On the 4th of July 1838 a disaster took place at the Husker Pit in which 26 children were killed. Although the disaster was relatively small compared with many of the larger mining disasters which were occurring in Barnsley at that time, it caught the attention of Queen Victoria. The Queen sent a deputation to Barnsley to hold an enquiry. The enquiry’s report led Parliament to ban children under the age of ten from working in the mines in 1842 although the Mines Inspector in his 1878 report disclosed that boys between ten and twelve were still working underground.
Today, a memorial in the form of a small drift (tunnel) coming out of the hillside with a sculpture of a child can be found at the side of Moorend Lane (Nabs Wood) in Silkstone Common. However, the real site of the disaster took place in a little known location, deeper inside the forest where the partially collapsed drift entrance and the deadly stream that runs along side it can still be examined.
On the morning of the disaster, very hot weather led to a violent afternoon thunderstorm. The stream running alongside the Moorend Lane Pit became a torrent which put out the surface furnace fires and made the Moorend Lane shaft inoperable. On attempting to escape via the old Husker (House Car) drift, the children found themselves trapped against air doors. The water had also flooded into the drift and its weight was bearing down on the air doors above the children. Eventually the doors gave way and the children were drowned and crushed.

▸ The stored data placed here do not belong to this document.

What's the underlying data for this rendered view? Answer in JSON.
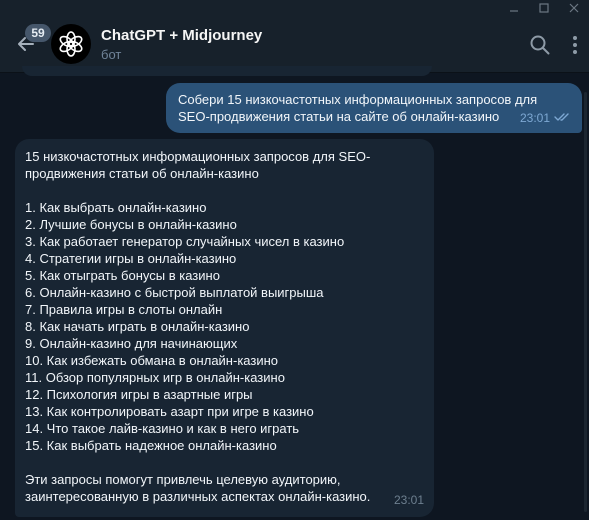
{
  "header": {
    "unread_count": "59",
    "title": "ChatGPT + Midjourney",
    "subtitle": "бот"
  },
  "messages": {
    "outgoing": {
      "text": "Собери 15 низкочастотных информационных запросов для SEO-продвижения статьи на сайте об онлайн-казино",
      "time": "23:01"
    },
    "incoming": {
      "intro": "15 низкочастотных информационных запросов для SEO-продвижения статьи об онлайн-казино",
      "items": [
        "1. Как выбрать онлайн-казино",
        "2. Лучшие бонусы в онлайн-казино",
        "3. Как работает генератор случайных чисел в казино",
        "4. Стратегии игры в онлайн-казино",
        "5. Как отыграть бонусы в казино",
        "6. Онлайн-казино с быстрой выплатой выигрыша",
        "7. Правила игры в слоты онлайн",
        "8. Как начать играть в онлайн-казино",
        "9. Онлайн-казино для начинающих",
        "10. Как избежать обмана в онлайн-казино",
        "11. Обзор популярных игр в онлайн-казино",
        "12. Психология игры в азартные игры",
        "13. Как контролировать азарт при игре в казино",
        "14. Что такое лайв-казино и как в него играть",
        "15. Как выбрать надежное онлайн-казино"
      ],
      "outro": "Эти запросы помогут привлечь целевую аудиторию, заинтересованную в различных аспектах онлайн-казино.",
      "time": "23:01"
    }
  },
  "icons": {
    "back": "arrow-left-icon",
    "avatar": "openai-logo-icon",
    "search": "search-icon",
    "more": "more-vertical-icon",
    "read": "double-check-icon"
  },
  "colors": {
    "background": "#0e1621",
    "header": "#17212b",
    "outgoing_bubble": "#2b5278",
    "incoming_bubble": "#182533",
    "subtitle": "#708499"
  }
}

The enquiry found that children as young as seven were working up to 12 hours a day in the pit. Adolescent girls were employed alongside men who worked naked. The youngest children worked as trappers. They sat in a little hole with a length of string attached to an air door. When they heard an approaching wagon they pulled the string and opened the door. They sat in the dark on a damp floor with exposed drafts. Other children not only had to haul wagons but also had to help fill them. The report concluded that severe beatings were rare but the children had to be kept at work and therefore only slight beatings occurred! One witness told the delegation that some children were disciplined with a pick shaft or anything else a collier could get his hands on.

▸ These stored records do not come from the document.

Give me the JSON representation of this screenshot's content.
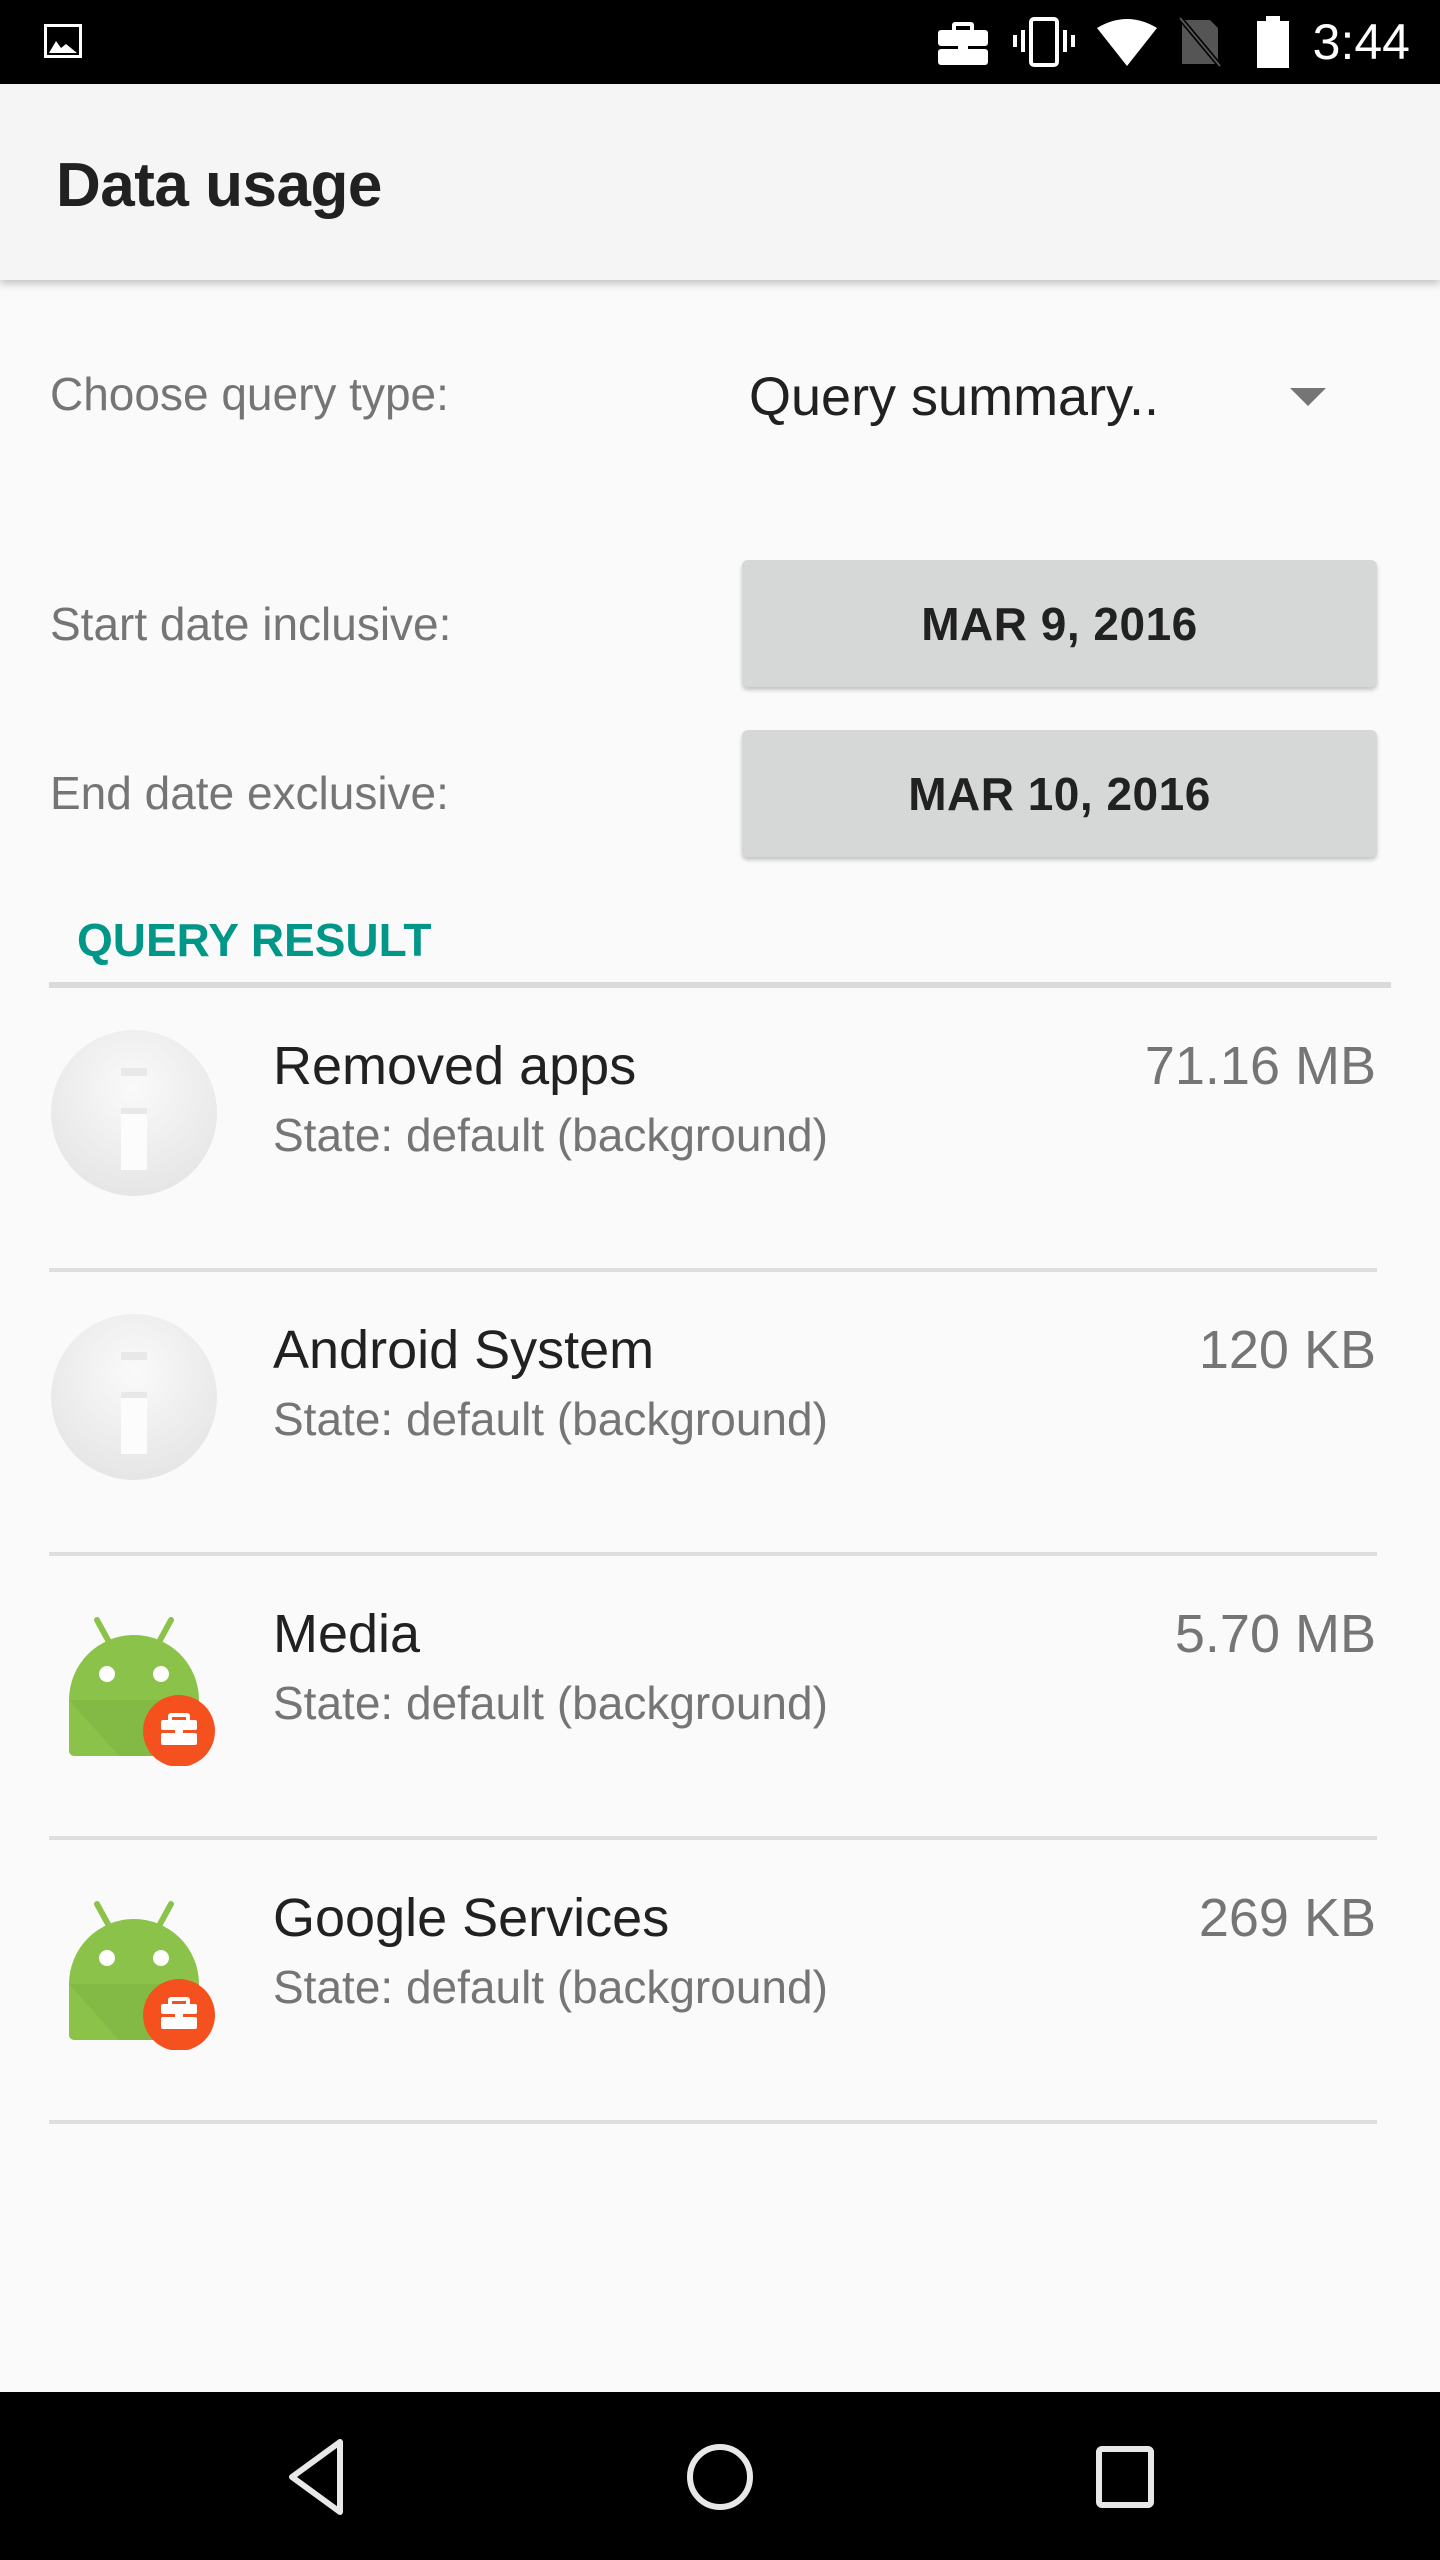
{
  "status_bar": {
    "time": "3:44",
    "left_icons": [
      "gallery-notification-icon"
    ],
    "right_icons": [
      "work-briefcase-icon",
      "vibrate-icon",
      "wifi-icon",
      "no-sim-icon",
      "battery-icon"
    ]
  },
  "toolbar": {
    "title": "Data usage"
  },
  "form": {
    "query_type_label": "Choose query type:",
    "query_type_value": "Query summary..",
    "start_date_label": "Start date inclusive:",
    "start_date_value": "MAR 9, 2016",
    "end_date_label": "End date exclusive:",
    "end_date_value": "MAR 10, 2016"
  },
  "results": {
    "header": "QUERY RESULT",
    "accent_color": "#009688",
    "items": [
      {
        "name": "Removed apps",
        "state": "State: default (background)",
        "usage": "71.16 MB",
        "icon": "info-circle-icon"
      },
      {
        "name": "Android System",
        "state": "State: default (background)",
        "usage": "120 KB",
        "icon": "info-circle-icon"
      },
      {
        "name": "Media",
        "state": "State: default (background)",
        "usage": "5.70 MB",
        "icon": "android-work-app-icon"
      },
      {
        "name": "Google Services",
        "state": "State: default (background)",
        "usage": "269 KB",
        "icon": "android-work-app-icon"
      }
    ]
  },
  "nav_bar": {
    "buttons": [
      "back",
      "home",
      "recents"
    ]
  }
}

These children were nothing more than slaves, forced to work to earn a pittance for their hard up families. They were by no mean unique to the mining areas of Barnsley, their “employment” was widespread throughout the whole of the UK. Another memorial can be visited in the Church yard on the High street in Silkstone. Isn’t it typical how the liberal leftists who have been apologising about Black African slavery for the last 30 years have never commented about slavery issues closer to home.